NOTE: This article does not represent investment advice and is solely the author’s opinion for managing his own investment portfolio. Readers are expected to perform their own due diligence before making investment decisions. Please see the Disclaimer for more detail.

8 Comments

  1. Yuva

    Thank you for the post and it does echo the work I’ve done on Twilio as well.

  2. Mek Amorntirasan

    Thanks for the article as usual, Peter.

    The multiple does look attractive but I am cautious about the organic revenue growth. Even if it hits 30% each year but that stem from past acquisitions, that is not so organic after all. E.g. Segment’s revenue is now considered organic.

    What do you think about the new president of revenue who came from the board? When I listen to the earnings call, I still feel that her answer is still lack of focus on the strategy. Not sure if it’s just me though.

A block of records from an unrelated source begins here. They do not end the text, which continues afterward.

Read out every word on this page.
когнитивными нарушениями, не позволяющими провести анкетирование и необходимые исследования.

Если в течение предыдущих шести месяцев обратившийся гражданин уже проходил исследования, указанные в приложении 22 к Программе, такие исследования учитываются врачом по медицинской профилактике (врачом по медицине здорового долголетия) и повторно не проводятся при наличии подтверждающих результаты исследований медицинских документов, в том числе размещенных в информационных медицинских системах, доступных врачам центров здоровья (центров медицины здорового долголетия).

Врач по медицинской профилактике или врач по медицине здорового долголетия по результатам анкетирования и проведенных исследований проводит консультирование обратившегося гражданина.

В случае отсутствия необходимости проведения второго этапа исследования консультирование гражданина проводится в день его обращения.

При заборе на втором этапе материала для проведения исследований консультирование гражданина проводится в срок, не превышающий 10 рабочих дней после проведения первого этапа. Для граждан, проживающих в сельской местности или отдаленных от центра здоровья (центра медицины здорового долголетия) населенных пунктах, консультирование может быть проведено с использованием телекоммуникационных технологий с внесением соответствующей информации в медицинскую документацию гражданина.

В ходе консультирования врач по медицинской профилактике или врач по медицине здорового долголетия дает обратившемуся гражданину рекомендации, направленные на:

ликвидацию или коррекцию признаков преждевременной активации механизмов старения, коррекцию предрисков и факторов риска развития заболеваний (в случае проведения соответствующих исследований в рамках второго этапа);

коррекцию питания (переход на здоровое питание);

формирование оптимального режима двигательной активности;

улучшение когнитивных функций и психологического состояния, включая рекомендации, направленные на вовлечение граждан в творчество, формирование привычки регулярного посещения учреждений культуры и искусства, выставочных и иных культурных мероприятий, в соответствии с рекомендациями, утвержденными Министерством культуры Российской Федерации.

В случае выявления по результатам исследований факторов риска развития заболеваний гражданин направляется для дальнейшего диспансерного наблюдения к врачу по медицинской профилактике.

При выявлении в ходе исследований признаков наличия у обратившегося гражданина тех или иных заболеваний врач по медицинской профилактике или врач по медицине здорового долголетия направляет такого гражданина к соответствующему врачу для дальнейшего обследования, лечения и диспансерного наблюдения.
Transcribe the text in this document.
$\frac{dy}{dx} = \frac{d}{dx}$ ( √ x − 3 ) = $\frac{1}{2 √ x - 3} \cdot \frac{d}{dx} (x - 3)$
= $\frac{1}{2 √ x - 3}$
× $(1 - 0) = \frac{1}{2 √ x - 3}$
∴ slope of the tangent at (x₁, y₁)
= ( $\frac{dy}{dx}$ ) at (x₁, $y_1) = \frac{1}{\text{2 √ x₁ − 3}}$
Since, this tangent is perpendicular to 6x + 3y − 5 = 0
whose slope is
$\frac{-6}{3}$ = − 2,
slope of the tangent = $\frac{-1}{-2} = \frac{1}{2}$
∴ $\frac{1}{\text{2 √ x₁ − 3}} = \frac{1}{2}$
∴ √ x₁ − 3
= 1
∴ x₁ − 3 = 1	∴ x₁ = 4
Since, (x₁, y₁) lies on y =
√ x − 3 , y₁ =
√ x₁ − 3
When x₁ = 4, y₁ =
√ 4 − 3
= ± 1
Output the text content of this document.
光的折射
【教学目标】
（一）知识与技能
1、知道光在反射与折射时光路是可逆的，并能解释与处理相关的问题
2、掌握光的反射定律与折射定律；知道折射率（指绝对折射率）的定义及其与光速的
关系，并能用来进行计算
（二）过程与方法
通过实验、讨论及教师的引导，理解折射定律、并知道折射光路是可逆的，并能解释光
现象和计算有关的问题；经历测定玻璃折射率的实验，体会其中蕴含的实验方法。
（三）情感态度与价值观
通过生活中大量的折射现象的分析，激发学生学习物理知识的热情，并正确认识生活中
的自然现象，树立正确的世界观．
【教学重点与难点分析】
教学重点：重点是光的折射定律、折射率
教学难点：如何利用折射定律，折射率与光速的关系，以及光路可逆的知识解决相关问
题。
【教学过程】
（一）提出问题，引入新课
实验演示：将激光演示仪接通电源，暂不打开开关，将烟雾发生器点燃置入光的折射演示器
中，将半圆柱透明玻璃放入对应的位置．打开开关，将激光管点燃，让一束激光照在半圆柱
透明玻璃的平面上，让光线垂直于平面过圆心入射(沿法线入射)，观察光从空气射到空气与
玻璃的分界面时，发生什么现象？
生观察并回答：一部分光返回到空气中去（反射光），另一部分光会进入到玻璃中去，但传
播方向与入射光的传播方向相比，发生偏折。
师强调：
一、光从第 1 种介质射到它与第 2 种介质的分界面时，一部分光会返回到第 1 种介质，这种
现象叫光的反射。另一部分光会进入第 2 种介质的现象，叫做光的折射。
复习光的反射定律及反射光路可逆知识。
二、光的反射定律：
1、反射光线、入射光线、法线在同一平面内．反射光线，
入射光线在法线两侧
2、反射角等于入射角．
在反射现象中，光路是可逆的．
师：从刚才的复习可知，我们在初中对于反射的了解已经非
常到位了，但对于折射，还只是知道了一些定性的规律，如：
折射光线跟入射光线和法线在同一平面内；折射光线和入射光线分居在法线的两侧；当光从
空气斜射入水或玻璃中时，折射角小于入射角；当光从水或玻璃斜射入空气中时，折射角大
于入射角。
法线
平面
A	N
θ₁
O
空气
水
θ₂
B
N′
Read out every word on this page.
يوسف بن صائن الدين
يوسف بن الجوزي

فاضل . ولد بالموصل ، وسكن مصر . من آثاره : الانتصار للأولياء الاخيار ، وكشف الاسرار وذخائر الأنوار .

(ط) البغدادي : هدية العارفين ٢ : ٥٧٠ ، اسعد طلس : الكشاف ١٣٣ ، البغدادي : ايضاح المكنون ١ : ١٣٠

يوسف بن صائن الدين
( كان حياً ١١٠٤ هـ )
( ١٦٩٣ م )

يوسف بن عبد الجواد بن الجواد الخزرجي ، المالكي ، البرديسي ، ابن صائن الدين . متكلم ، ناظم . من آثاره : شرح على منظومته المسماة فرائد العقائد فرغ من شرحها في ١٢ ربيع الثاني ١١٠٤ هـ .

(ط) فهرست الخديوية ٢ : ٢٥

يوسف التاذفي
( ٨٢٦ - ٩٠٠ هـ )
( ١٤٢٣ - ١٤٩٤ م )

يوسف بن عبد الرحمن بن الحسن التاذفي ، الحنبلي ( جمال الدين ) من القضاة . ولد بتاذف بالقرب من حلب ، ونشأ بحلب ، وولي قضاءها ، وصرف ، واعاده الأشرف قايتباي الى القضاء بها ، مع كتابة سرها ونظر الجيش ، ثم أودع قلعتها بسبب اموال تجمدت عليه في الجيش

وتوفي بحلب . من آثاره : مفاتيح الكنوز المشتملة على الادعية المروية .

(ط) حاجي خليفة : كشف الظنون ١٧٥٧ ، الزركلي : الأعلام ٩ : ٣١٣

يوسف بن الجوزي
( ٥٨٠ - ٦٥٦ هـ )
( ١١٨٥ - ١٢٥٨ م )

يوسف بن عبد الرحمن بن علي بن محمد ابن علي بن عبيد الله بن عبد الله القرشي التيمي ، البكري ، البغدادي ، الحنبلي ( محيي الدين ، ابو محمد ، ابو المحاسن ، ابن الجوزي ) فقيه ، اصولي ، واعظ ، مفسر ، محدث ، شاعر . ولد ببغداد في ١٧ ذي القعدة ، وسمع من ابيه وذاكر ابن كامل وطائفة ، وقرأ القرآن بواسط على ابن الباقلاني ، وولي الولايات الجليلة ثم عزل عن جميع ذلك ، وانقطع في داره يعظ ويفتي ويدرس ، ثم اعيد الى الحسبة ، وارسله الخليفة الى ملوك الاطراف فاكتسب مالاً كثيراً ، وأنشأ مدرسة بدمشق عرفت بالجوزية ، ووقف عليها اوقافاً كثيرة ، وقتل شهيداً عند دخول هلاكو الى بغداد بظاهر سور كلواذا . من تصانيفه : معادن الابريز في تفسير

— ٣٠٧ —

    By the way, is there a way to be verified via email when you reply to my posts? currently, I need to keep coming back here and check for your replies 🙂

  3. Sergej Schledowez

    Hi Peter,
    Thank you very mich for your Great work. Would live to hear your opinion on CRWD. They have Great Numbers (FCF positiv, Stock is strong, founder lead)
    Looking forward for new articles
    All the Beat from Germany

    • poffringa

      Hi – thanks for the feedback. I like CRWD. Of all the pure play security companies, I think they are in the best position. I am watching their expansion strategy closely, particularly plans to enter log analysis and potentially aspects of observability. With that said, I don’t have an allocation to CRWD currently because I want to see if their growth is sustainable going into 2023. While I appreciate and understand the strong demand environment, I worry that enterprises may reach a point soon in which security spending reaches steady state, versus the acceleration that has kept revenue growth rates so high. CRWD stock is almost even for the year, versus most software infrastructure peers that are down substantially. I will probably sit out another quarter or two, but applaud investors who maintained positions over the past year.

  4. Steve S

    Great post, thanks. I think that there is a point where valuation gets to what the market considers “objectively this or objectively that.” Specifically, a P/S of 1 to 2. When a growth company is valued at 15 P/S 3 months after being 30 P/S, it may look cheap but from a general market perspective, there is plenty more to fall, potentially. Hence jumping off the ship at the first sign of trouble on board a high growth stock has worked so well for many. However, at EV/S of 3 and P/S at 4, TWLO is close to the zone of traditional business that grow poorly if at all. At some point, there has to be a bottom for any company that is not going under. I lucked out at selling in 2021 but I am not sure that, say, a SNOW at 3 times the growth but 9 times the price will do better once the monetary backdrop stabilizes, assuming typical SNOW management performance and typical TWLO management performance with the added focus on profitability. Just thinking out loud.

    • poffringa

      Hi Steve – I agree with you. Twilio is not going out of business anytime soon, and likely will reach a trough in the valuation multiple. From that point forward, it would be reasonable to expect that share price increases proportionally to revenue. There is also the possible upside that if the story improves (profitability), then the multiple would reset higher.

  5. Leo

    Nice read. It’s all about the pivot to SaaS, shifting product mix to Flex. So far, it’s just begun (one “major” customer/contract). If, that’s IF that move can have legs (and get to a few then dozens per quarter), TWLO can have a huge CRM- and ADBE-like run. IF not, CPaaS and API infrastructure just won’t make this a huge winner (a la CRM/ADBE/etc.).

    • poffringa

      Thanks – I agree. If Twilio can really start landing large Flex deals consistently each quarter, then gross margins will improve and they will start to show operating leverage. If that happens, the valuation should re-rate higher.